Das Jahr 1983 war für ihn ein Rekordjahr. Noch nie hatten die österreichischen Richter über so viele Anträge zur Durchführung von Exekutionen und Zwangsversteigerungen zu entscheiden gehabt.

Fließbandarbeit an den österreichischen Bezirksgerichten: 1983 wurden mehr als 1,2 Millionen Exekutionsanträge behandelt.

Geraten Schuldner mit ihren Rückzahlungen in Verzug, so bleiben den Gläubigern zwei Möglichkeiten, um zu ihrem Geld zu kommen: Bei der Gehaltsexekution werden Lohn oder Gehalt des Schuldners herangezogen, bei der Fahrnisexekution wird der allseits bekannte „Kuckuck" auf bewegliche Güter geklebt.

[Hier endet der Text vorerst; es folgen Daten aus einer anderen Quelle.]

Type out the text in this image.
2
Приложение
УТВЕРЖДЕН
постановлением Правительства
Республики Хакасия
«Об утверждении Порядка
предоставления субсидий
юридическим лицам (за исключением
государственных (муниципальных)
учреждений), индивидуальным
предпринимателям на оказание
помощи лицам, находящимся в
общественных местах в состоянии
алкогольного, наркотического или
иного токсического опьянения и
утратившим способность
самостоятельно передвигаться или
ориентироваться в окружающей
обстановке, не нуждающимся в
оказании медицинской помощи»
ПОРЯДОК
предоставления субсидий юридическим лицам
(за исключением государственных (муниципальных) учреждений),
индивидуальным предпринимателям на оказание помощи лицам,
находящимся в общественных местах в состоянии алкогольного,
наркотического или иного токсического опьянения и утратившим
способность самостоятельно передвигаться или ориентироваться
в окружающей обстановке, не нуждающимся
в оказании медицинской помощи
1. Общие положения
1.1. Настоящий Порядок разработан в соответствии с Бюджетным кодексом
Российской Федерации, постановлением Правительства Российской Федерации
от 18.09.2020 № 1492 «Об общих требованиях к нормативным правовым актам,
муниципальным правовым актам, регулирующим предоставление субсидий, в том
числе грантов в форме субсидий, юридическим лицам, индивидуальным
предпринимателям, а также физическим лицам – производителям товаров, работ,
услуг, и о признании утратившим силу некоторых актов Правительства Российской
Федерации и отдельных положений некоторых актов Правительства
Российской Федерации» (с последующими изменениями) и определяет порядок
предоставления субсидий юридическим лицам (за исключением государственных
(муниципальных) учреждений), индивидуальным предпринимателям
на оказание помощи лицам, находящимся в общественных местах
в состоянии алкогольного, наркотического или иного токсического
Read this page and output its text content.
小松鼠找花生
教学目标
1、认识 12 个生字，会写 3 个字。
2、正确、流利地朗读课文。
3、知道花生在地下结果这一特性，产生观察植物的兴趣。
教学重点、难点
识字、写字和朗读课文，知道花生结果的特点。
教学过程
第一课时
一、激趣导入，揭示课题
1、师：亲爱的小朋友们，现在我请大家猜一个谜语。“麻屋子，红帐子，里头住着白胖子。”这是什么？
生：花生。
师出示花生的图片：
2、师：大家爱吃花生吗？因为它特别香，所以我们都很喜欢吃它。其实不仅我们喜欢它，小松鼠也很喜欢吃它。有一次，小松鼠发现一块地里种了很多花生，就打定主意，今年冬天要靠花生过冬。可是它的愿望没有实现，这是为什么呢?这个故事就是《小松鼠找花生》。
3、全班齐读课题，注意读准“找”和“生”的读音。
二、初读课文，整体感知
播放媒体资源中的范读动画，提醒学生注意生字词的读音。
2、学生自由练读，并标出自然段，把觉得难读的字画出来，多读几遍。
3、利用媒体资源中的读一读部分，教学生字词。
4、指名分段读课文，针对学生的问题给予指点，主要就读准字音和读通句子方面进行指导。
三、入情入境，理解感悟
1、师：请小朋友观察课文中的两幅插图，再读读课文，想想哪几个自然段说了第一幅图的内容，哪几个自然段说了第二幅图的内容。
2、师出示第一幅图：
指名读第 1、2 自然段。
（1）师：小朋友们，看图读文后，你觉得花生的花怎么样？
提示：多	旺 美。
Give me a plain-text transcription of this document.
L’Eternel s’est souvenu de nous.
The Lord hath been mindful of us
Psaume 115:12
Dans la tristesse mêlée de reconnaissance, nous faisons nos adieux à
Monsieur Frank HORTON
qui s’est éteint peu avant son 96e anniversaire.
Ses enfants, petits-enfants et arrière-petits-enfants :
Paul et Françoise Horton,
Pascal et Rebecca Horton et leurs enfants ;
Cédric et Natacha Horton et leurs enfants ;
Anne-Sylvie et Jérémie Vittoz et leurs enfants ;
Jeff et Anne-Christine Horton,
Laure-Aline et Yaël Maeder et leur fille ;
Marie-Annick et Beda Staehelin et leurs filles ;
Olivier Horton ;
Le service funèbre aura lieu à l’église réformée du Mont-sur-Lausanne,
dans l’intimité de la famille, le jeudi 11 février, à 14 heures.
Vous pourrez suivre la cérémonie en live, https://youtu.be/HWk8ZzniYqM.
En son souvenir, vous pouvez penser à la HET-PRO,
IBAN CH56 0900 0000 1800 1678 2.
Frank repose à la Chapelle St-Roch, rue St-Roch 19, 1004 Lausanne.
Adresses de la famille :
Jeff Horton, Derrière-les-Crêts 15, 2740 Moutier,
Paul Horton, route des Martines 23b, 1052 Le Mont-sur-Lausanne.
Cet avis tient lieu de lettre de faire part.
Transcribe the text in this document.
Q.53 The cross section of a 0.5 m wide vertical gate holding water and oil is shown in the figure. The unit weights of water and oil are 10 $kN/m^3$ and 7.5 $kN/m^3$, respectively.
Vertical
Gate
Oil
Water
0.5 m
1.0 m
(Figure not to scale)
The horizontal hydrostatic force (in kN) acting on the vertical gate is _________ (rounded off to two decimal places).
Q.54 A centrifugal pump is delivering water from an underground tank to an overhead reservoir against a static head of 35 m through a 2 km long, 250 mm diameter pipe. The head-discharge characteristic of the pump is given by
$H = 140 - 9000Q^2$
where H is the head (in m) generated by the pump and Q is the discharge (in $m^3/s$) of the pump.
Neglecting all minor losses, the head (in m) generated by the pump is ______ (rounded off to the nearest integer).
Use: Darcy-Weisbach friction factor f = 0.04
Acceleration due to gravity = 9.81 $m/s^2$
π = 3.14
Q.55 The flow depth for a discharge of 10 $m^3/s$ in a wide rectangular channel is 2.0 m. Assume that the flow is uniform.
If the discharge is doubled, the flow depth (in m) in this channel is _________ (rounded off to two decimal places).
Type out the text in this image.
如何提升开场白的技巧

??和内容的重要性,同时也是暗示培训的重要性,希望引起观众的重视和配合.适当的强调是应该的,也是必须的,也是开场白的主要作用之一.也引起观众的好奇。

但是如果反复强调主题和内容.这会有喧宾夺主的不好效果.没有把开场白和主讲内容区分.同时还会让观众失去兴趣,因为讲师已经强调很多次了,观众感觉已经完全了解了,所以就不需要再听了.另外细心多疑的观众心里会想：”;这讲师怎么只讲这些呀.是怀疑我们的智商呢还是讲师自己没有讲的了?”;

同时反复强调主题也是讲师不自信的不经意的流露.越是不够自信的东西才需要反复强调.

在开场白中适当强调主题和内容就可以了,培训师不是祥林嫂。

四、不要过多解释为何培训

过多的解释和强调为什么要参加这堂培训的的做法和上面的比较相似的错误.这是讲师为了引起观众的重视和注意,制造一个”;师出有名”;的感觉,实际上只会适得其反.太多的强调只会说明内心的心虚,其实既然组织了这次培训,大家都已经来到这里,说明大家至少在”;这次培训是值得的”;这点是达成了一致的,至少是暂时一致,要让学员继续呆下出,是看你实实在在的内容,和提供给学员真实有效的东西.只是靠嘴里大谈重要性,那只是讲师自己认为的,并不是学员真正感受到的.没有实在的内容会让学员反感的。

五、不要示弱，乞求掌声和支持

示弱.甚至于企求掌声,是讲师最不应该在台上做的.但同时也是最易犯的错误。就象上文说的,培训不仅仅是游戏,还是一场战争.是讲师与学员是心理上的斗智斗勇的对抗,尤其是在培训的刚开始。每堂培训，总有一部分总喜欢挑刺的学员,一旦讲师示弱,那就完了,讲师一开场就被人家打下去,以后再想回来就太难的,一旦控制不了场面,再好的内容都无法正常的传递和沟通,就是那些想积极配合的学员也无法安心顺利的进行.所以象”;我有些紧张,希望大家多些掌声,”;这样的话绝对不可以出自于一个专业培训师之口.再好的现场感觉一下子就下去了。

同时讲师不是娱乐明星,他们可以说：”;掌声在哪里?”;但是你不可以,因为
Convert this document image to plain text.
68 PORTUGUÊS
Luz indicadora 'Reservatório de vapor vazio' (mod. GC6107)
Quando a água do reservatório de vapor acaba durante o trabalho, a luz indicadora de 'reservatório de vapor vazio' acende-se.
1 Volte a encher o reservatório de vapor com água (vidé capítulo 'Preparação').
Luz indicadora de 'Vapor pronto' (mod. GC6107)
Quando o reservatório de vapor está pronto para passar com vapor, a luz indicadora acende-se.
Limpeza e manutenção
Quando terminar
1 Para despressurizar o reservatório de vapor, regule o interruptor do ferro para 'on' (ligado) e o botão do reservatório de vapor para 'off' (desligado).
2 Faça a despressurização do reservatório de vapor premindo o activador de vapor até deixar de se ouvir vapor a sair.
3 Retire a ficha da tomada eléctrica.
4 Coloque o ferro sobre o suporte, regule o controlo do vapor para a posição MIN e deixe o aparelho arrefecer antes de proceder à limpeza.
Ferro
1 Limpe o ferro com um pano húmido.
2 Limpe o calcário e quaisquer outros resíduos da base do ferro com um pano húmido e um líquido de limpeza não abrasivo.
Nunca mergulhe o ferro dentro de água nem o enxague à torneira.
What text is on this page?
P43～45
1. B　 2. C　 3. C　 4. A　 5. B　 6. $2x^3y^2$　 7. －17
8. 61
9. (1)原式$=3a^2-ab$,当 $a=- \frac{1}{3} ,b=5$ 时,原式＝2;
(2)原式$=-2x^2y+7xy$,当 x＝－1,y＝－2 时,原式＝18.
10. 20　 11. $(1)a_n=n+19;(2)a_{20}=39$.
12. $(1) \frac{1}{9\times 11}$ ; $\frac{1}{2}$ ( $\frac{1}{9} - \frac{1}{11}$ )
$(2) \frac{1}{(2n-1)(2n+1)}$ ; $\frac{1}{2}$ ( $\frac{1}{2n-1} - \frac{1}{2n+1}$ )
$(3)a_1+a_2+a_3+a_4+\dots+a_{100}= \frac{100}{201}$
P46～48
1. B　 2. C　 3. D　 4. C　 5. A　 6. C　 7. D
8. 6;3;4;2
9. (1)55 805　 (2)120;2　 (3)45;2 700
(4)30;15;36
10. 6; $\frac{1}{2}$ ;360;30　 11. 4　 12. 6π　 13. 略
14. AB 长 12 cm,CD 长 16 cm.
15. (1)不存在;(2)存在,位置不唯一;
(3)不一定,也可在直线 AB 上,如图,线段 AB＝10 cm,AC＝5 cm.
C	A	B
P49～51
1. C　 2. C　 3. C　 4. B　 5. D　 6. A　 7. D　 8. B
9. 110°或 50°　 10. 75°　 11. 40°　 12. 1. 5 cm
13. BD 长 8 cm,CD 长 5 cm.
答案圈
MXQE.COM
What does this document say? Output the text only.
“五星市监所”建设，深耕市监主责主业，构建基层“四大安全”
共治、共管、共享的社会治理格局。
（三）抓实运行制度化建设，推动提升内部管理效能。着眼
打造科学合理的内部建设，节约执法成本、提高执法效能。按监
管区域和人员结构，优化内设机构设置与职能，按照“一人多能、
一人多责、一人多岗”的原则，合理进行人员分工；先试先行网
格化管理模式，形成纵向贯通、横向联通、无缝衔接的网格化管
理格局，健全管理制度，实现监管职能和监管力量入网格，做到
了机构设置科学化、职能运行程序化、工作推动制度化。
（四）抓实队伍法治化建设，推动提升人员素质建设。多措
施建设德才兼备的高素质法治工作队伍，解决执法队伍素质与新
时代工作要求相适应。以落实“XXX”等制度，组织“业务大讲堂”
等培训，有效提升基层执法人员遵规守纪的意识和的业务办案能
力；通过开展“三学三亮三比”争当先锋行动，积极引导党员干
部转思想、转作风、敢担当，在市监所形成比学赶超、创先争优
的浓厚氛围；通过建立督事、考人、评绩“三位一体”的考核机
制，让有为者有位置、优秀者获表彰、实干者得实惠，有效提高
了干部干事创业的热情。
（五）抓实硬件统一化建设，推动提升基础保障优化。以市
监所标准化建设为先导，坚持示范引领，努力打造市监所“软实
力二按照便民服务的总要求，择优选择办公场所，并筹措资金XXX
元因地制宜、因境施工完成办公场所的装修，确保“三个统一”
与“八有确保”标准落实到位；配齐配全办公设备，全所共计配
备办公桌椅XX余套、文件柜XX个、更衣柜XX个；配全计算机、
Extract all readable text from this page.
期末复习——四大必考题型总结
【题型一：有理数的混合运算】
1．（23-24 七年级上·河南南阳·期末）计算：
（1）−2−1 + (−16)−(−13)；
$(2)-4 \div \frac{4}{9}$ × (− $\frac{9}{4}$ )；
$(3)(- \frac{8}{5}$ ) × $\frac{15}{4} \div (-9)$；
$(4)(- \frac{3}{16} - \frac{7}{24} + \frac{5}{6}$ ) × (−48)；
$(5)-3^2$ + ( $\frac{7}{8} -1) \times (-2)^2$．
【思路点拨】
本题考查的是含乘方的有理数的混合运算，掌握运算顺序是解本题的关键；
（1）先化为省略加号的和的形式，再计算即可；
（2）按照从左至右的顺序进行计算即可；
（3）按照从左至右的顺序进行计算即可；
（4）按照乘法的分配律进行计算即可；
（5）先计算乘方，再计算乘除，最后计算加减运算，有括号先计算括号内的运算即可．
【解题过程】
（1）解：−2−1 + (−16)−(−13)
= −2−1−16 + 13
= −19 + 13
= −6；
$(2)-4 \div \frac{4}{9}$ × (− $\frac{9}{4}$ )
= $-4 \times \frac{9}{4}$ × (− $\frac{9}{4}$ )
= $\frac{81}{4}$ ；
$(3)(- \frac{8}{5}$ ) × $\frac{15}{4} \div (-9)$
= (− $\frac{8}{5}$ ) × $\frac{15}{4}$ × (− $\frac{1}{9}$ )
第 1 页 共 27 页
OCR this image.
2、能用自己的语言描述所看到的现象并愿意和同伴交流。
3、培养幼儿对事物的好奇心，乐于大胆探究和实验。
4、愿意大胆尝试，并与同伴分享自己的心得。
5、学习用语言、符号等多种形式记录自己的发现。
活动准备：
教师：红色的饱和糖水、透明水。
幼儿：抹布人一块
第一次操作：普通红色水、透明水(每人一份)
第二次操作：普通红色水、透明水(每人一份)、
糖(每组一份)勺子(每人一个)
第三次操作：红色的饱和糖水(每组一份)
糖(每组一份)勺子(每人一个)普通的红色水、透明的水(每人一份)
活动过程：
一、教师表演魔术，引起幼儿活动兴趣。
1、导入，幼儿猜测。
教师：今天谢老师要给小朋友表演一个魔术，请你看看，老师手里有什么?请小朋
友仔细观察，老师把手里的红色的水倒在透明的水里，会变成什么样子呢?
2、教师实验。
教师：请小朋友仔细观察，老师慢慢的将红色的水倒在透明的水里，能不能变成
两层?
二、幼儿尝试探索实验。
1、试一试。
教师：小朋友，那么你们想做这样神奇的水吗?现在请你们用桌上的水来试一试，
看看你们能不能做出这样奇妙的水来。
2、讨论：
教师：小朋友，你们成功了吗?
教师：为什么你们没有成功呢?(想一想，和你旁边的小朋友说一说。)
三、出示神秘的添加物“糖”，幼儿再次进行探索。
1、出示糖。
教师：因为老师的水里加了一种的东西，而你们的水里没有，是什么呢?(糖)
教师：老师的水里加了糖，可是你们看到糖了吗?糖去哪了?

Bei den Zwangsversteigerungen, die rund ein halbes Prozent der Anträge, ausmachen, kommen Liegenschaften unter den Versteigerungshammer.

Rund ein Drittel der Exekutionsanträge des Vorjahres wurden bei Wiener Gerichten gestellt. Das Exekutionsgericht in der Riemergasse sowie die Bezirksgerichte Floridsdorf und Liesing hatten allein in den ersten neun Monaten 1983 an die 280.000 Exekutionsanträge zu behandeln; im Vergleichszeitraum 1982 waren es rund 265.000 Fälle, also eine Steigerung von rund sechs Prozent. Bis Ende 1983 wurden - so eine geschätzte Bilanz — insgesamt rund 375.000 Anträge gestellt.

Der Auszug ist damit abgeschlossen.